Introduction
Although patients with papillary thyroid carcinoma have very favorable courses of treatment, based on risk factors, locoregional recurrence to the neck can range from 20% to 60%.1
In cases where surgery is contraindicated or refused by the patient for recurrent thyroid malignancy, the American Thyroid Association guidelines propose radiofrequency ablation (RFA) as a possible treatment option. RFA has emerged as an effective treatment option for various solid types of cancer.2
In 2 recent studies conducted in Korea and China, RFA has been shown to be safe and effective for the management of cervical lymph node metastases of papillary thyroid cancer.1,3 There are very limited data from the United States on the use of RFA for the treatment of cervical lymph node metastases in papillary thyroid cancer.4
Case Description
We present a patient with a history of well-differentiated papillary cancer who had cervical metastatic disease. A 37-year-old woman with metastatic disease had a lymph node at level IV on the right that measured 1.0 × 0.5 × 0.8 cm. Recurrence was confirmed by ultrasound-guided fine needle aspiration cytology and serum thyroglobulin (Tg) washout. The patient refused surgery and elected to have RFA for treatment. The pretreatment Tg level was 1.5 mg/dL.
Technique
RFA was performed using an RFA system (STARmed Co Ltd) using an 18-gauge internally cooled electrode that was 7 cm in length with a 0.7-cm active tip. The electrode was powered by the VIVA RF generator (STARmed Co Ltd) at 30 W of power. Local anesthesia with lidocaine was used to provide adequate analgesia.
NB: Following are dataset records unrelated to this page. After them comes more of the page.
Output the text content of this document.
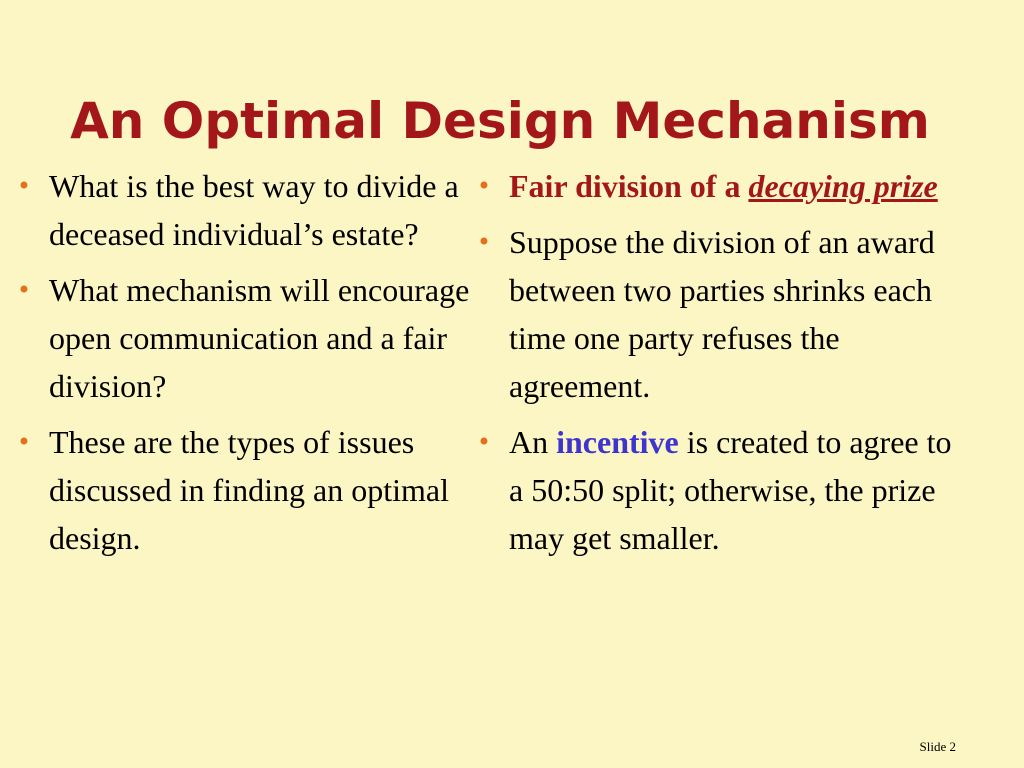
An Optimal Design Mechanism
• What is the best way to divide a deceased individual’s estate?
• What mechanism will encourage open communication and a fair division?
• These are the types of issues discussed in finding an optimal design.
• Fair division of a decaying prize
• Suppose the division of an award between two parties shrinks each time one party refuses the agreement.
• An incentive is created to agree to a 50:50 split; otherwise, the prize may get smaller.
Slide 2
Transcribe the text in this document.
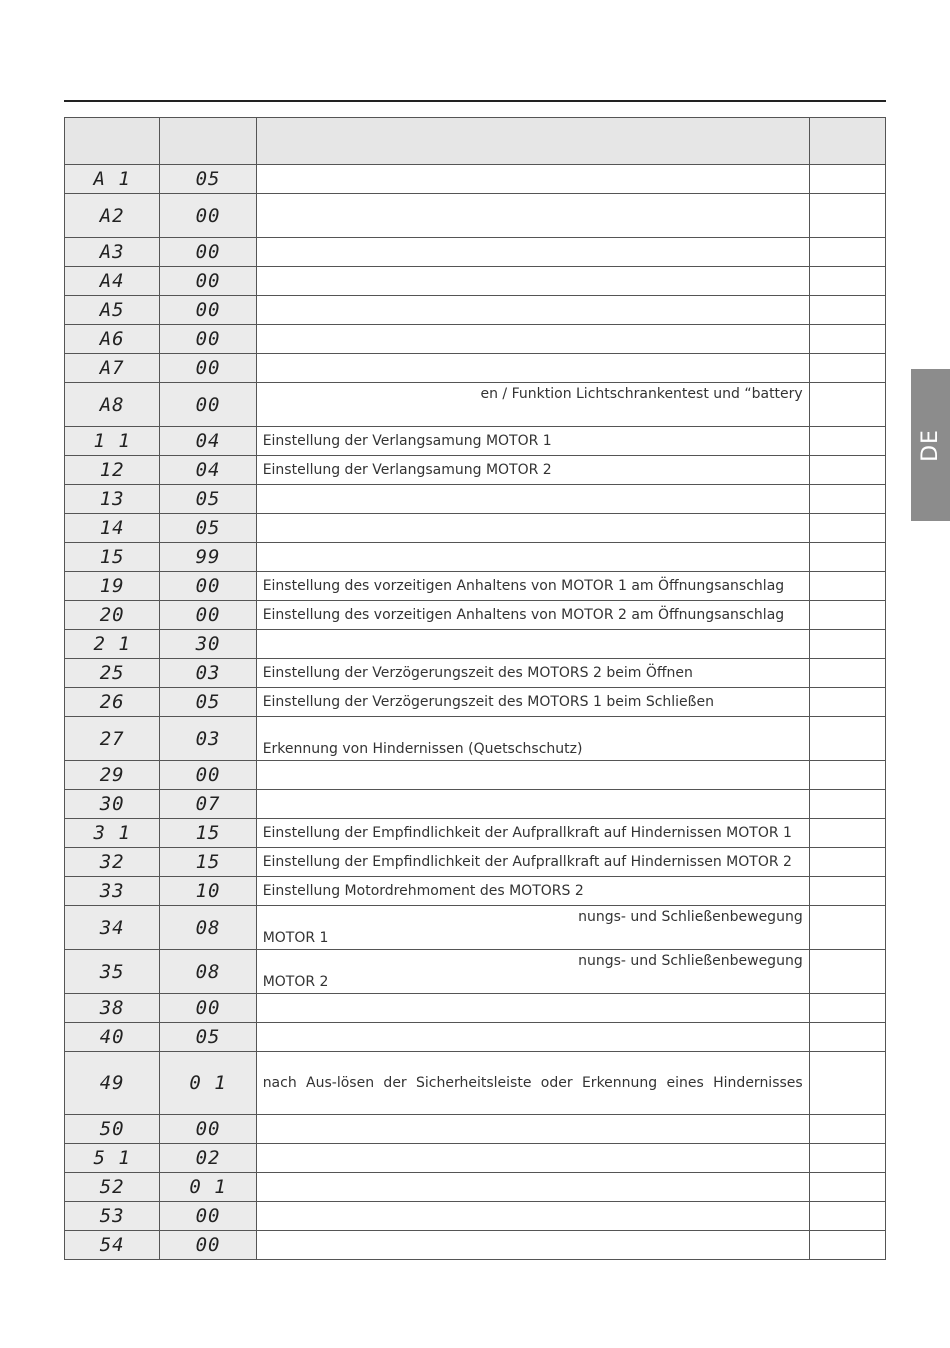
A 1	05		
A2	00		
A3	00		
A4	00		
A5	00		
A6	00		
A7	00		
A8	00	en / Funktion Lichtschrankentest und “battery	

1 1	04	Einstellung der Verlangsamung MOTOR 1	

12	04	Einstellung der Verlangsamung MOTOR 2	

13	05		
14	05		
15	99		
19	00	Einstellung des vorzeitigen Anhaltens von MOTOR 1 am Öffnungsanschlag	

20	00	Einstellung des vorzeitigen Anhaltens von MOTOR 2 am Öffnungsanschlag	

2 1	30		
25	03	Einstellung der Verzögerungszeit des MOTORS 2 beim Öffnen	

26	05	Einstellung der Verzögerungszeit des MOTORS 1 beim Schließen	

27	03	Erkennung von Hindernissen (Quetschschutz)	

29	00		
30	07		
3 1	15	Einstellung der Empfindlichkeit der Aufprallkraft auf Hindernissen MOTOR 1	

32	15	Einstellung der Empfindlichkeit der Aufprallkraft auf Hindernissen MOTOR 2	

33	10	Einstellung Motordrehmoment des MOTORS 2	

34	08	nungs- und Schließenbewegung
MOTOR 1	

35	08	nungs- und Schließenbewegung
MOTOR 2	

38	00		
40	05		
49	0 1	nach Aus-lösen der Sicherheitsleiste oder Erkennung eines Hindernisses	

50	00		
5 1	02		
52	0 1		
53	00		
54	00		
DE
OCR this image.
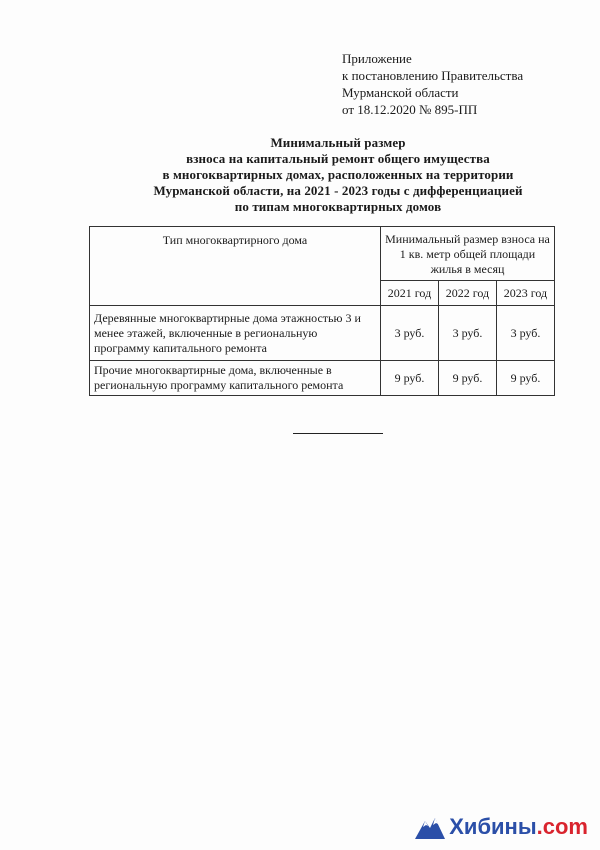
Приложение
к постановлению Правительства
Мурманской области
от 18.12.2020 № 895-ПП
Минимальный размер
взноса на капитальный ремонт общего имущества
в многоквартирных домах, расположенных на территории
Мурманской области, на 2021 - 2023 годы с дифференциацией
по типам многоквартирных домов
Тип многоквартирного дома	Минимальный размер взноса на 1 кв. метр общей площади жилья в месяц		
	2021 год	2022 год	2023 год
Деревянные многоквартирные дома этажностью 3 и менее этажей, включенные в региональную программу капитального ремонта	3 руб.	3 руб.	3 руб.
Прочие многоквартирные дома, включенные в региональную программу капитального ремонта	9 руб.	9 руб.	9 руб.
Хибины .com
A hydrodissection was performed to protect the surrounding normal tissue. A fixed ablation technique was used given the small lesion and absence of significant space for a moving shot technique. The ablated area showed hyperechogenicity because of thermal ablation, and the electrode was repositioned to continue the ablation in a different region. Untreated sections of the node were targeted until the node was completely ablated.
Results
Follow-up ultrasound imaging at 6 months showed a reduction in the size of the target node such that it was no longer visible on ultrasound. The posttreatment Tg level was undetectably low at <0.1 ng/dL.
Conclusions
RFA can be performed in a private, outpatient endocrinology practice as a treatment option for recurrent papillary thyroid cancer in select cases.
Disclosure
The authors have no multiplicity of interest to disclose.